In the wake of the Union Health Ministry's recent decision to revoke the suspension of all the three PSU vaccine units and allowing them three years time to fully comply with the GMP norms, the department of pharmaceuticals (DoP) will take up the issue of dilution of Schedule M compliance to the SSI pharma units with the Health Ministry.
According to sources, senior DoP officials have assured the SSI pharma associations that the department will take up the issue with the health ministry in the wake of the recent developments in which the Health Ministry not only revoked the suspension of the three PSU units but also allowed these units three years time to comply the GMP norms. The Health Ministry had suspended the manufacturing licenses of CRI Kasauli, PII Coonoor and the BCG Vaccine Laboratory Chennai on January 15, 2008 for non-compliance of GMP norms.
Buoyed by the Health Ministry's decision to revoke the suspension of all the three PSU vaccine units, the SSI pharma associations have been demanding to the government to relax the norms for them. Their demands stem from the argument that when the government itself, with its vast resources, could not comply with the GMP norms for its institutions for the last several years, how can the poor SSI units can comply the norms, that too without any support from the government.

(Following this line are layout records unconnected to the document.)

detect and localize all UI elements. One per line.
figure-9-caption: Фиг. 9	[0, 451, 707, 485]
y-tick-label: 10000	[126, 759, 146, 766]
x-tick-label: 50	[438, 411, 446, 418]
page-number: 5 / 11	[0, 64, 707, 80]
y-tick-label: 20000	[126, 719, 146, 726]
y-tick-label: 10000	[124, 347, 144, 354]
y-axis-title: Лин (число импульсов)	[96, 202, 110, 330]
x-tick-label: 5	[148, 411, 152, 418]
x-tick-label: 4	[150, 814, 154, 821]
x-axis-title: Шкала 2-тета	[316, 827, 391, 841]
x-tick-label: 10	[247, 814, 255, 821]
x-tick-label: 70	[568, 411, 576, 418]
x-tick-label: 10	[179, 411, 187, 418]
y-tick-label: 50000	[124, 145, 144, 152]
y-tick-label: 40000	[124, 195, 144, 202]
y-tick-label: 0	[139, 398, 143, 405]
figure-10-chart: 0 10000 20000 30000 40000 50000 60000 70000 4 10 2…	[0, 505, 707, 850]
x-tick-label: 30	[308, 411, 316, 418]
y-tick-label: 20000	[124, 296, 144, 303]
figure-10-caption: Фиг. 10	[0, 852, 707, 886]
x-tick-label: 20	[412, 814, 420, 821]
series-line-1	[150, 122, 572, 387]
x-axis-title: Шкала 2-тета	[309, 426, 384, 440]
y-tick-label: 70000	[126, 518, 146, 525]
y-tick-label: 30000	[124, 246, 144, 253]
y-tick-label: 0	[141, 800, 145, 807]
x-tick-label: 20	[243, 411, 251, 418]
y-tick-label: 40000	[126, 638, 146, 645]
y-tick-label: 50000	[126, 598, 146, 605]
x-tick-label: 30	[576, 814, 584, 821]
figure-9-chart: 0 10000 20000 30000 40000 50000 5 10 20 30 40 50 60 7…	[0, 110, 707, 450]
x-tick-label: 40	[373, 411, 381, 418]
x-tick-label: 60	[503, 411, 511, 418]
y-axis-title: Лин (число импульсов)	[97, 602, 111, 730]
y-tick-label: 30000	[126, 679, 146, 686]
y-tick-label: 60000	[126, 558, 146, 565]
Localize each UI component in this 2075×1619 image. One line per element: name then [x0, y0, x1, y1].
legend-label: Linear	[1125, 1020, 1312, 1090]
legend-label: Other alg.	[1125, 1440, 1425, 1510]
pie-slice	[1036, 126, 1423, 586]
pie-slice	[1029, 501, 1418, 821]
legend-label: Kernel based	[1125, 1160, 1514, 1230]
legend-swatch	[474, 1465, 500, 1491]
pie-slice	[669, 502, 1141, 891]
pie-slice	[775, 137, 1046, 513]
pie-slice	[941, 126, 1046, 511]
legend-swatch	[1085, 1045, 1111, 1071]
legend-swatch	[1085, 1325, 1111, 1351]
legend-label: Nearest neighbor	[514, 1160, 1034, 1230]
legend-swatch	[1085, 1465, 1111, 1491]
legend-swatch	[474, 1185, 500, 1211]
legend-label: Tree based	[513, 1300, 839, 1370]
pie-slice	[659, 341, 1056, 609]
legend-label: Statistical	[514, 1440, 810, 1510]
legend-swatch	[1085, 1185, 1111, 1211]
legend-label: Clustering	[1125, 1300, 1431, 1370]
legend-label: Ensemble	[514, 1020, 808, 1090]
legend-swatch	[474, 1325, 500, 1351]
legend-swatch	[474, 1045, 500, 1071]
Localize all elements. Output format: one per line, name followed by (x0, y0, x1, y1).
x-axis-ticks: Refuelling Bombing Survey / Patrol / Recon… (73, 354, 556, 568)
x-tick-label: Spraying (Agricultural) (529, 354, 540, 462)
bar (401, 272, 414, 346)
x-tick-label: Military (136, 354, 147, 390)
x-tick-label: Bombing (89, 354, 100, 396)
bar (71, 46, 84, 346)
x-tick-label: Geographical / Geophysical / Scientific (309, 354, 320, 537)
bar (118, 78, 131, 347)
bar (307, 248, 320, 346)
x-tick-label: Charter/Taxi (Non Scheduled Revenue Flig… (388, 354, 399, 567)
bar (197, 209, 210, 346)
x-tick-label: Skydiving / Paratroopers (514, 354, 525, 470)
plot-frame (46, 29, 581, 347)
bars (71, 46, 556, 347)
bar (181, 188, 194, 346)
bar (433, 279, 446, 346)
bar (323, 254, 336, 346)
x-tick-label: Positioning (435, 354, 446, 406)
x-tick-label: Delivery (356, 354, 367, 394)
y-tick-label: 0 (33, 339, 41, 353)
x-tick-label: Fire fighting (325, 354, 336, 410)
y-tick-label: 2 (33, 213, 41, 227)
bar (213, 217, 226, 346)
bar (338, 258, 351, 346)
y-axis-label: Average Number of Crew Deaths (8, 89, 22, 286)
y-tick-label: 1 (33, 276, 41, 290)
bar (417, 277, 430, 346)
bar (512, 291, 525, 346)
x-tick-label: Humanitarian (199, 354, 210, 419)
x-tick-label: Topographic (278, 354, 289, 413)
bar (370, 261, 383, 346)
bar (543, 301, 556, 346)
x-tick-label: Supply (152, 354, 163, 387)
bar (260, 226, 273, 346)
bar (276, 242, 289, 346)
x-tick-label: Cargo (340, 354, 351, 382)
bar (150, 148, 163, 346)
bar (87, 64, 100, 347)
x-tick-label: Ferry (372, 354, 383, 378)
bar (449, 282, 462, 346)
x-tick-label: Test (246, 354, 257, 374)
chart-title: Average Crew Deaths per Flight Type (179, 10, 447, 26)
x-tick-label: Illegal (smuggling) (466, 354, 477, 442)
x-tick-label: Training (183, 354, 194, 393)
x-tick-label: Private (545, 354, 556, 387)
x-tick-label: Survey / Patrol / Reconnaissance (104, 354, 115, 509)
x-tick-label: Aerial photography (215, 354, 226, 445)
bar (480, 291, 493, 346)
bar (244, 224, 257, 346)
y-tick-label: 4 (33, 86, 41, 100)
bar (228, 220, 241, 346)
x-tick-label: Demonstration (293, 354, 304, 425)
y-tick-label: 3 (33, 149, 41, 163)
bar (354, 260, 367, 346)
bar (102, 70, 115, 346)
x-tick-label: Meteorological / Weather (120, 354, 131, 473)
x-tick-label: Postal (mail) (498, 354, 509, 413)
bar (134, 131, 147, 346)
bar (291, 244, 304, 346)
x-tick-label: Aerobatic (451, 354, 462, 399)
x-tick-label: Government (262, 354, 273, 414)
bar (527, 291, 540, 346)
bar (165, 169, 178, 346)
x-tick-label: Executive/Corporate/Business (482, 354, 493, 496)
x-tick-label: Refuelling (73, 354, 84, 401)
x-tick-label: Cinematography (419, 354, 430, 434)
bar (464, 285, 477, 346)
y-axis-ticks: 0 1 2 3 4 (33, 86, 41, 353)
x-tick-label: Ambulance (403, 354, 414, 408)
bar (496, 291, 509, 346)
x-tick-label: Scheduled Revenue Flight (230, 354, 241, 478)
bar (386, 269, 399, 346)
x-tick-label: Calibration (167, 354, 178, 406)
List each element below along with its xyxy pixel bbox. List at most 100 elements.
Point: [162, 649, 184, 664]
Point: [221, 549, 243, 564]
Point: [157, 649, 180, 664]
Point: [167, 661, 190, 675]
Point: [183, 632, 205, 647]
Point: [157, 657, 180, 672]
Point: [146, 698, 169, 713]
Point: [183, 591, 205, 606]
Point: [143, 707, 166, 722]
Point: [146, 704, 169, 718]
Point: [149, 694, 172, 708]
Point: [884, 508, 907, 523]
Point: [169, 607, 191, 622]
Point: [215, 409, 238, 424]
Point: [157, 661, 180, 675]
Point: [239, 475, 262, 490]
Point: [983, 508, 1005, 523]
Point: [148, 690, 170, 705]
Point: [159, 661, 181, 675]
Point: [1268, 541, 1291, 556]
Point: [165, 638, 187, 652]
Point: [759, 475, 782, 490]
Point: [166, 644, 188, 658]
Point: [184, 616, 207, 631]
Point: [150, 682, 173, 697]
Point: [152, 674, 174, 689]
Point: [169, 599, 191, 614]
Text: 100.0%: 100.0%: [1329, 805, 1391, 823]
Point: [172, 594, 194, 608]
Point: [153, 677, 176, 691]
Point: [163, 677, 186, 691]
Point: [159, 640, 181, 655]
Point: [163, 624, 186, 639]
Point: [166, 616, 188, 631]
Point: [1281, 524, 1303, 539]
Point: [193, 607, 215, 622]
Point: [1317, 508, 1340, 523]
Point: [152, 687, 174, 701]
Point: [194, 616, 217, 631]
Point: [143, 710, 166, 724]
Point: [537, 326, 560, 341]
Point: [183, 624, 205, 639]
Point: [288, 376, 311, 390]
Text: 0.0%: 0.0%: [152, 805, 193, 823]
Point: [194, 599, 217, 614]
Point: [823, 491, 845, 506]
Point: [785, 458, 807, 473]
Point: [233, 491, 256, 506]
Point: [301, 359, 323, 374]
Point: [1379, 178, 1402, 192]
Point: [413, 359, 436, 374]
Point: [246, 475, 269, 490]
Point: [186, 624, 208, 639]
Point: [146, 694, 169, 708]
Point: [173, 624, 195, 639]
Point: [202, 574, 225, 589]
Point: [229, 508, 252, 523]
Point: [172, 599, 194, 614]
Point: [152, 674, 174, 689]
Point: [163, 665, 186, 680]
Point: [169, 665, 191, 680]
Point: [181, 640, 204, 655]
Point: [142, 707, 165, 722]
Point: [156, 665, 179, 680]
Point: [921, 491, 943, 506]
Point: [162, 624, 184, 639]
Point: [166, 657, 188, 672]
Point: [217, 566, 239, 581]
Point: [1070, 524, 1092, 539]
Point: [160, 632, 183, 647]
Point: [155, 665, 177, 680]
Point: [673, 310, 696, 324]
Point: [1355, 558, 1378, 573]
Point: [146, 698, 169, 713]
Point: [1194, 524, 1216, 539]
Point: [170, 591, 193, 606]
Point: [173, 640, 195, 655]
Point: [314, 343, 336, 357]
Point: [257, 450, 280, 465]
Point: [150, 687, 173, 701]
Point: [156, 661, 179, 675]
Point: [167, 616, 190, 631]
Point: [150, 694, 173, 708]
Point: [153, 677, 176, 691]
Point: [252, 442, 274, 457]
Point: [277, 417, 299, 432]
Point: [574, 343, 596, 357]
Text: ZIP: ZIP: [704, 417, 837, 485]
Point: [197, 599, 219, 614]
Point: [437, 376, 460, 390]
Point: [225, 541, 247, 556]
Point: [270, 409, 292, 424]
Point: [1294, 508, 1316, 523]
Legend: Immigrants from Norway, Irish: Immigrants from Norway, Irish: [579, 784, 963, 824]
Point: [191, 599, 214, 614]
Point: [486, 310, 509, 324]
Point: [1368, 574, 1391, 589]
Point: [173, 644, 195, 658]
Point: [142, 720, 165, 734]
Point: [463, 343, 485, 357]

Ever since the government introduced the stringent Schedule M norms way back in 2005, the SSIs, have been seeking for the dilution of the norms and for allowing more time to comply with the norms. The SSIs have also been demanding to provide some financial assistance from the government to upgrade their units to meet the stringent Schedule M norms. As the government dilly-dallied on the issue for several years, hundreds of SSI units across the country closed their units as they could not comply with the stringent Schedule M norms as it involved a huge amount which was beyond the capacity of the SSI units.
For long, the SSIs have been demanding to relax the clauses like space requirements, air handling units (AHU) and lengthy documentation in the revised schedule M. The SSIs are particularly upset over the mandatory space requirement, AHUs and documentation. They lament that while WHO GMP is silent on space stipulations, Schedule M has specified spaces for each section namely injectables, tablets, syrups and capsules, etc irrespective of the fact whether it is SSI or large units. Many SSIs do not have spare space available to extend and comply with Schedule M.